Não parece ser um projeto com um destino muito auspicioso. Afinal,
apesar do tom sentimental do texto legislativo, quem o lê com um mínimo
de atenção percebe que se trata de um projeto que, na prática, apenas
cria uma reserva de mercado para os jornalistas que atuam das agências
de verificação (há no texto uma parte toda dedicada a isso), além de
expressar toda a virtude democrática de seus autores.
Mas nem tudo é ruim no Projeto de Lei. Porque ao longo de dezesseis
páginas que exibem orgulhosas o carimbo do protocolo, Tabata Amaral e
Felipe Rigoni conseguem a proeza de expor toda uma visão de mundo
marcada pela linguagem sentimental e vazia, pela crença na eficiência do
Estado para mediar conflitos de ordem moral (a despeito das incontáveis
provas em contrário) e pela certeza de que o homem é puro e o
capitalismo o corrompe, mas ainda bem que existem os políticos para
corrigir isso.
A aleatoriedade burocrática
O texto começa com algumas diretrizes aleatórias e uma expressão de
deixar até o nacionalista idiomático Aldo Rebelo escandalizado. As
diretrizes tentam definir o que são os “provedores de aplicação” de
grande porte. Para tanto, os deputados estabeleceram como sarrafo a
receita anual bruta de mais de R$78 milhões. Por que não 80 ou 75 é um
mistério. Mas a burocracia tem disso: ela estabelece parâmetros
subjetivos disfarçados de números, na esperança de que isso confira à
decisão alguma credibilidade.
Logo em seguida, temos o primeiro exemplo do bom-mocismo que permeia
todo o texto do projeto de lei. “Os provedores de aplicação com receita
bruta inferior ao disposto no caput devem considerar as disposições
desta Lei como boas práticas a serem seguidas, buscando utilizar medidas
adequadas e proporcionais no combate à desinformação e na transparência
sobre conteúdos pagos”. Ou seja, se você for “peixe pequeno” ou
conseguir provar que sua receita bruta no ano foi de R$77.999.999,00, o
projeto não tem força de lei. Trata-se apenas de um conselho
bem-intencionado.
Essas diretrizes antecedem o momento em que os autores anunciam o
nome fantasia da lei proposta: Lei Brasileira de Liberdade,
Responsabilidade e Transparência Digital. Não há, em nenhum só trecho do
projeto, algo que garanta de fato a liberdade. Mas é importante manter a
palavra no nome fantasia. Afinal, não se pode esquecer que um projeto
de lei, mesmo que venha a ser derrubado logo nas primeiras etapas do
processo, tem caráter “educativo”.
“Pluralidade de informações” e outros termos vagos
Mas quais são os objetivos declarados, explícitos da Lei Brasileira
de Liberdade, Responsabilidade e Transparência Digital?

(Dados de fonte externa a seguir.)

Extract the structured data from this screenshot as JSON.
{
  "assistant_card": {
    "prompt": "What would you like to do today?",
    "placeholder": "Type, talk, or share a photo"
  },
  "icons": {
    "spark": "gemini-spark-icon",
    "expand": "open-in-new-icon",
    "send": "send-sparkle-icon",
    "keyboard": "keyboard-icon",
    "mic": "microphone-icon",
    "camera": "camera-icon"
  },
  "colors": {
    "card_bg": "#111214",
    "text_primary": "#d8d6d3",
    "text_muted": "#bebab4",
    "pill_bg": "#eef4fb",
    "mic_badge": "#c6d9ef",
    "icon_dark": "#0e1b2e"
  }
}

Aqui os autores
utilizam habilmente a linguagem vaga, marcada por um subjetivismo quase
infantil, para novamente exaltar as virtudes do raciocínio autoritário
disfarçado de defesa da liberdade.
O primeiro objetivo da lei é “o fortalecimento do processo
democrático por meio do combate à desinformação e do fomento à
pluralidade de informações na Internet no Brasil”. E aí o leitor
experiente já percebe o uso de alguns truques semânticos. O que
significa, afinal, “fortalecimento do processo democrático”? E quem pode
dizer que não há “pluralidade de informações na Internet”? Há tanta
pluralidade que diariamente nos deparamos com informações verdadeiras e
falsas. Nada poderia ser mais plural do que isso.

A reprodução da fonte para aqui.